Why is the world being silent about Suu Kyi's silence? This is where the politics gets personal and begins to implicate all of us. When I first mentioned that I wanted to write about how Suu Kyi has failed the Rohingyas, many people were shocked that I would "attack" a woman the world holds so dear. No one wants to hear anything bad about Suu Kyi. We clearly have idolized this woman to the point of no return. We want to believe that the fight she waged for a "free" Burma includes the Rohingya people as well.

The lesson is that, when it comes to women in positions of power, we still tend to genderize them. We do not want anything to taint the perfect portrait of grace and political sacrifice we have painted in our hearts and minds of Aung San Suu Kyi. We imagined and worshiped her as a maternal political warrior, and that is how we want her to remain. Even if this can be a considered a positive stereotype, it still is a stereotype.

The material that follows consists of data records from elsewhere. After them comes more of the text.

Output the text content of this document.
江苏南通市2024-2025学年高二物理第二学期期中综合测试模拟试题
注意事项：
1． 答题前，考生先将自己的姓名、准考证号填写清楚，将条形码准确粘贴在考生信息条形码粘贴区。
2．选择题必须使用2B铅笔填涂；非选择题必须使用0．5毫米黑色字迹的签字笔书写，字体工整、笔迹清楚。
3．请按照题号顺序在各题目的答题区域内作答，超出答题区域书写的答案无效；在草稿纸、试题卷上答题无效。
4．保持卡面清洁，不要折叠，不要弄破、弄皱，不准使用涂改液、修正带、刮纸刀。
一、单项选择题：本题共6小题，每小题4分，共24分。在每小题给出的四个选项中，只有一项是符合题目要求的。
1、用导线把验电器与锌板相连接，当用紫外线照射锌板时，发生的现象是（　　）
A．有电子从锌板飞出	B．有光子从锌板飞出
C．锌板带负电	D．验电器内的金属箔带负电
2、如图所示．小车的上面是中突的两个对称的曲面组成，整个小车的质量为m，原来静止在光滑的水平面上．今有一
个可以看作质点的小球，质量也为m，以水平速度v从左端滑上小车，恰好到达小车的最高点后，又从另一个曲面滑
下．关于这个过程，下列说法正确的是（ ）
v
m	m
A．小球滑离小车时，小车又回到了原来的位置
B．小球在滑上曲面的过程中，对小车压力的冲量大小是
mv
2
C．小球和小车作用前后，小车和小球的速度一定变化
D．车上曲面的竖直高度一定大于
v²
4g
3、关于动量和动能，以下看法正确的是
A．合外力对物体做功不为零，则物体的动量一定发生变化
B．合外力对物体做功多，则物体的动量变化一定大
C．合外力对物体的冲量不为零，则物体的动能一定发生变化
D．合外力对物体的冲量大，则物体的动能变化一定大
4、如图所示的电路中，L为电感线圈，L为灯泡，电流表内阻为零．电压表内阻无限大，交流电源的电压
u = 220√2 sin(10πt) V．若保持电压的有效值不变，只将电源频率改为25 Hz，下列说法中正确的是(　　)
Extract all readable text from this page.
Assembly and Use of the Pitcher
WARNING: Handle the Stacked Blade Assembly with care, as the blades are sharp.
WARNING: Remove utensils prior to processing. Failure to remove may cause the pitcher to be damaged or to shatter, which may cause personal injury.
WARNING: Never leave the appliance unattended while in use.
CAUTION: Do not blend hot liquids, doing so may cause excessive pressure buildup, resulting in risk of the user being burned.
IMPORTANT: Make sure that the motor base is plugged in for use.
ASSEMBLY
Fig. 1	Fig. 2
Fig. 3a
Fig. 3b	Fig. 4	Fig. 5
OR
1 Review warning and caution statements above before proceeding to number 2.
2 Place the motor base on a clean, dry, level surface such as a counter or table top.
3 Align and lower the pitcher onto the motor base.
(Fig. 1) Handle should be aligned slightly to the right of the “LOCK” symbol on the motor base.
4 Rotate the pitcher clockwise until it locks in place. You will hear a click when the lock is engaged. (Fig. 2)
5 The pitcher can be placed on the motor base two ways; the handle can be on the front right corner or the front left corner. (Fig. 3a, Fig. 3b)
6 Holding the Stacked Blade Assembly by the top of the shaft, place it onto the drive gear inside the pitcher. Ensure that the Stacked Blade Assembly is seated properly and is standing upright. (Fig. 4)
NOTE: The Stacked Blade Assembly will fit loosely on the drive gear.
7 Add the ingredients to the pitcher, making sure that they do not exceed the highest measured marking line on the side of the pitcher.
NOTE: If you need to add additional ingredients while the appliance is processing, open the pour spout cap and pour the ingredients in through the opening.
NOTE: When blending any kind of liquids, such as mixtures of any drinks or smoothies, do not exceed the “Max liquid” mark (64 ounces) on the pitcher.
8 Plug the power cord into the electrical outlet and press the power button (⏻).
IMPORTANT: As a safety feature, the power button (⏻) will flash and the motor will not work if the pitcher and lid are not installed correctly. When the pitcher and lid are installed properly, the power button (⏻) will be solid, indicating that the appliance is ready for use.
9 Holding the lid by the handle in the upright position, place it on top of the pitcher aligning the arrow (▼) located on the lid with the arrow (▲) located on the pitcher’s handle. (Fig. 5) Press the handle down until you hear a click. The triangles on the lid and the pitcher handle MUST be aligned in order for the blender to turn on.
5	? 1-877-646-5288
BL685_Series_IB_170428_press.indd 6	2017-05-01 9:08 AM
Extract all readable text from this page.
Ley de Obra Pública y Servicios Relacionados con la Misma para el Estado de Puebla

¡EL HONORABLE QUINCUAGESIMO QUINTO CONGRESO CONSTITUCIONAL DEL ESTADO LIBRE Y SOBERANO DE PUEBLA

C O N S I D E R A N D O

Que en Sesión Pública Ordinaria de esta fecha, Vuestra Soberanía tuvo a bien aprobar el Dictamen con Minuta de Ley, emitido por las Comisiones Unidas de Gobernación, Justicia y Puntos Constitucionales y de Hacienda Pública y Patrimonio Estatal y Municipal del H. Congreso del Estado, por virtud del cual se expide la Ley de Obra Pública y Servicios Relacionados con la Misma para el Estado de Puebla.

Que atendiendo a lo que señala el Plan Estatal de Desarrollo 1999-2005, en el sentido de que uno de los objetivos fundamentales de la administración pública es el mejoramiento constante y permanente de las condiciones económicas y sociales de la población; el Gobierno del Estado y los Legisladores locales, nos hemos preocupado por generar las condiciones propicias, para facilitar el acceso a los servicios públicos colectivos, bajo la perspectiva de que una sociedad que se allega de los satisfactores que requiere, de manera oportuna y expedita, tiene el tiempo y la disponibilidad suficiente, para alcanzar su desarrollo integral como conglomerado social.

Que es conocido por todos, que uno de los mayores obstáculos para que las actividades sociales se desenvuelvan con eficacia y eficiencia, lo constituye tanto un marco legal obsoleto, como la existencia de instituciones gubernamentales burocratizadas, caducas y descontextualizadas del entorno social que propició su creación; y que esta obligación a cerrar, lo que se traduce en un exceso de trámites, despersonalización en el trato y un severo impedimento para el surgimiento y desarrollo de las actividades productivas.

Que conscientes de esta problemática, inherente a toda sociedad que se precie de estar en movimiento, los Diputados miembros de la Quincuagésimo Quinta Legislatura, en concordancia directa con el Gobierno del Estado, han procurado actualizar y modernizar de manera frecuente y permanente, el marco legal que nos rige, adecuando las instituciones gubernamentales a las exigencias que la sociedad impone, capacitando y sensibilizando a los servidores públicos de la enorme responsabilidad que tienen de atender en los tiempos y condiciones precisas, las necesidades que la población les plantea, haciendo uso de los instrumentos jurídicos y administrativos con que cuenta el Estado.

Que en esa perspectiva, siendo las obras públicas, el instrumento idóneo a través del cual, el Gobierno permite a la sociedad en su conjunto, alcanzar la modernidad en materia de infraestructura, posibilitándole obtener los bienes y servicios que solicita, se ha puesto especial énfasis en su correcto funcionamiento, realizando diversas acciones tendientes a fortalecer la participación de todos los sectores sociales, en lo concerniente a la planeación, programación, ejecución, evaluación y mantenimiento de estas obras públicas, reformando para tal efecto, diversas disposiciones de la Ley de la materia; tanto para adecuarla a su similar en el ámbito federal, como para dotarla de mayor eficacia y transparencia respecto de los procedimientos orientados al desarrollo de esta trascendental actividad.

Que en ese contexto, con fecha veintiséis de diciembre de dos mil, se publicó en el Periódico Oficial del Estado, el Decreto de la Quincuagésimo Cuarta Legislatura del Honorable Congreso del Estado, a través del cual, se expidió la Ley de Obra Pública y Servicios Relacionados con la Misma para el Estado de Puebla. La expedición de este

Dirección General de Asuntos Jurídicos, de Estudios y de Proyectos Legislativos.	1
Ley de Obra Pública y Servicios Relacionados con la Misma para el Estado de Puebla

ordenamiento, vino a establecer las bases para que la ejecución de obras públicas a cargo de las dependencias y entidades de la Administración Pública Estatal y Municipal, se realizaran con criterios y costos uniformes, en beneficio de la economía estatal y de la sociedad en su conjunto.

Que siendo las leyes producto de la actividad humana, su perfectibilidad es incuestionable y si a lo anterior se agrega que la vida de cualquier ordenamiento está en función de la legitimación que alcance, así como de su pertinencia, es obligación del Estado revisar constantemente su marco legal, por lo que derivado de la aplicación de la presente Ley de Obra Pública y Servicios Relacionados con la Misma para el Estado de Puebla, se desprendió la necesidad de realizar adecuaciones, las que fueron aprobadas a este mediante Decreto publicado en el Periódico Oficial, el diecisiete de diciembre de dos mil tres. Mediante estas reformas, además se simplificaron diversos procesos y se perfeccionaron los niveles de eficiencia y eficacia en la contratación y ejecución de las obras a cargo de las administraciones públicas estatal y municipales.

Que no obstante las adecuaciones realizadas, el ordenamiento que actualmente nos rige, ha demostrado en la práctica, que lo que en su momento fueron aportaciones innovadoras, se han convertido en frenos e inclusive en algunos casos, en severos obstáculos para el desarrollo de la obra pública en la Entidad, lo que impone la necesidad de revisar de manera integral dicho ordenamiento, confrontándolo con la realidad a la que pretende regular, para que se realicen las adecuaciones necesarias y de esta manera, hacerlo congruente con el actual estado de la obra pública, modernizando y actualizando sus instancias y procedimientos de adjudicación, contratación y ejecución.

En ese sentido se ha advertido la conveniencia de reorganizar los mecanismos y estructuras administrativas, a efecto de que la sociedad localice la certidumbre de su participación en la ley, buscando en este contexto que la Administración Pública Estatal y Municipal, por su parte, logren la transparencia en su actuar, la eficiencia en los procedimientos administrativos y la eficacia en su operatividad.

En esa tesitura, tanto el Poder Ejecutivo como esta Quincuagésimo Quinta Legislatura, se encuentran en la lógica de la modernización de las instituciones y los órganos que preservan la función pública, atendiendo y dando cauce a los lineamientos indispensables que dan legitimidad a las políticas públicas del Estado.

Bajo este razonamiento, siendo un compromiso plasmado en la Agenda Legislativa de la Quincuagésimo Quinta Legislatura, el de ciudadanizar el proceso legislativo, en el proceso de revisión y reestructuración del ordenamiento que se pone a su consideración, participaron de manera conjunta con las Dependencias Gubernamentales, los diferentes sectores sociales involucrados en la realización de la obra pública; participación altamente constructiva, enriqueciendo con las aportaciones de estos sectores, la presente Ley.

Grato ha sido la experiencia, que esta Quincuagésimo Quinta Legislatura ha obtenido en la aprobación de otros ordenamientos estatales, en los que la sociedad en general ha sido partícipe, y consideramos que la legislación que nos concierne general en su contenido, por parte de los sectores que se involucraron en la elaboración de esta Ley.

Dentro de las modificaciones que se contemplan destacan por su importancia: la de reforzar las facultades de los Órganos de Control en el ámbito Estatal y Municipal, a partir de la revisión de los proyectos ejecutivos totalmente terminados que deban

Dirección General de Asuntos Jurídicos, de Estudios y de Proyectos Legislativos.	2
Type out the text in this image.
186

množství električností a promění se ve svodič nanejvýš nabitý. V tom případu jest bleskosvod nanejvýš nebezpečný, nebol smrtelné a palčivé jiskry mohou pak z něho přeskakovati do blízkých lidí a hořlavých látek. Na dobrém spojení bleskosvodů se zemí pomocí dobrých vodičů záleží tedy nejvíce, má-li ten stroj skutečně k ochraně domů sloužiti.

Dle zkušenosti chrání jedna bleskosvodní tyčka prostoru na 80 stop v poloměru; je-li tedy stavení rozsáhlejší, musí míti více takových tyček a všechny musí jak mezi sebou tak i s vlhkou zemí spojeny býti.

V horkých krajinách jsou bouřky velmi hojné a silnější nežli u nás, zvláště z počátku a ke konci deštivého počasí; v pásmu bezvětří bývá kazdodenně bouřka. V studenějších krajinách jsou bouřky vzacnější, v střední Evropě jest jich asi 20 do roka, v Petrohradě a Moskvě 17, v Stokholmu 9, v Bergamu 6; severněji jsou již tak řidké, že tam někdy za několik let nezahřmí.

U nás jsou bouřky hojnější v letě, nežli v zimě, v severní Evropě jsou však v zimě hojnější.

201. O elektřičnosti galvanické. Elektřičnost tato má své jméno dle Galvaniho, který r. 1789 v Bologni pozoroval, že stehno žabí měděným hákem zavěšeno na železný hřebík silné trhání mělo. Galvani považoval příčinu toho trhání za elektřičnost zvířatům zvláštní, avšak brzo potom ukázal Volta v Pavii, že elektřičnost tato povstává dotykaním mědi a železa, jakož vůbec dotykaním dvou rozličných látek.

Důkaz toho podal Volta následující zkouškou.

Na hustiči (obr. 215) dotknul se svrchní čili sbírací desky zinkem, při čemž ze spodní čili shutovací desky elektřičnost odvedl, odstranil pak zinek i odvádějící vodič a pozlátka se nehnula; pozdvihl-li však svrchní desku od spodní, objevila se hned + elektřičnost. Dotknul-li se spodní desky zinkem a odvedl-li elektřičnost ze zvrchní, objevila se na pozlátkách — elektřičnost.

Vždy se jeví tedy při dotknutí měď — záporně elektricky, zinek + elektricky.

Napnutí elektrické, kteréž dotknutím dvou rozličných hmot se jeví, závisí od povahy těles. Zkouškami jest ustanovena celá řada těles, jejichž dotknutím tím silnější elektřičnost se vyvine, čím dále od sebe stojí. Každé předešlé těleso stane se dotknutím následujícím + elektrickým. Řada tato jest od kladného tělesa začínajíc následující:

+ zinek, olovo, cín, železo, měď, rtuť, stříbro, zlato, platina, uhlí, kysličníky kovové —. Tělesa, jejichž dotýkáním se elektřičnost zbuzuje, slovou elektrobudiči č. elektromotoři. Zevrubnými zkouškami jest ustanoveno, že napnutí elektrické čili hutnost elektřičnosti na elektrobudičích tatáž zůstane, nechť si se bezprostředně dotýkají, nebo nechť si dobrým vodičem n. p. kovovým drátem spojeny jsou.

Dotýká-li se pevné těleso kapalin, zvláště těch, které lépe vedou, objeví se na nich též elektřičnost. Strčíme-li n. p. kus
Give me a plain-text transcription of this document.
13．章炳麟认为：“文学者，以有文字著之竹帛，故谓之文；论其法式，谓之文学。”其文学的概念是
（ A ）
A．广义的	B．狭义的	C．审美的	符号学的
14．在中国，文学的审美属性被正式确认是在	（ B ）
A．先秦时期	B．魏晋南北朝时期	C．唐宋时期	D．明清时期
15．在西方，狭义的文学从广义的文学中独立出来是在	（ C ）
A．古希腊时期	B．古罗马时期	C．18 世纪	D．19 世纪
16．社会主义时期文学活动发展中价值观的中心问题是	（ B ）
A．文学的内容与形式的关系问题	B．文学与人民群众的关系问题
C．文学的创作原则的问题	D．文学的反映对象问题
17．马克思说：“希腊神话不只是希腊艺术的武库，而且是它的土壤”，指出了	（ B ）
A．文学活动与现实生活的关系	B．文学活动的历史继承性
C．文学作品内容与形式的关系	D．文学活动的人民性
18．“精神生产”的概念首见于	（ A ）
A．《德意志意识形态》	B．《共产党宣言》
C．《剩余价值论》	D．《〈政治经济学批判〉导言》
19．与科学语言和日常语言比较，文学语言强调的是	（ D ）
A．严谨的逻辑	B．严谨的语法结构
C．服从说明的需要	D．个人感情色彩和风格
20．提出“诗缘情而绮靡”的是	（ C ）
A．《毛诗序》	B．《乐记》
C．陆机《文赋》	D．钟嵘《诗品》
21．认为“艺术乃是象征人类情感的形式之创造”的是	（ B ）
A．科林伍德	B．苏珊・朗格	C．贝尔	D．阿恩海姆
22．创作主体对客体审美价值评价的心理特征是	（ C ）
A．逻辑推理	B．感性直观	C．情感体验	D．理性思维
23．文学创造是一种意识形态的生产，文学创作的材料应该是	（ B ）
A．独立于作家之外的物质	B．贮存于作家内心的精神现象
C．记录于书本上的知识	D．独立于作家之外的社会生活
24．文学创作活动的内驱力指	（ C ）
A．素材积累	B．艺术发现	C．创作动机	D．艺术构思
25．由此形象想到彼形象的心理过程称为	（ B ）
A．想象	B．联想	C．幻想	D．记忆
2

But as both the Bangladeshi and Burmese governments abdicate responsibility, remaining silent about the war on Rohingyas is a moral failure--and who more could facilitate a solution to the crisis than Suu Kyi?

We have waited decades to see Burma's Aung San Suu Kyi ascend toward what we all believed was her rightful political throne.

Where lies her political destiny? The Rohingyas now hold the key.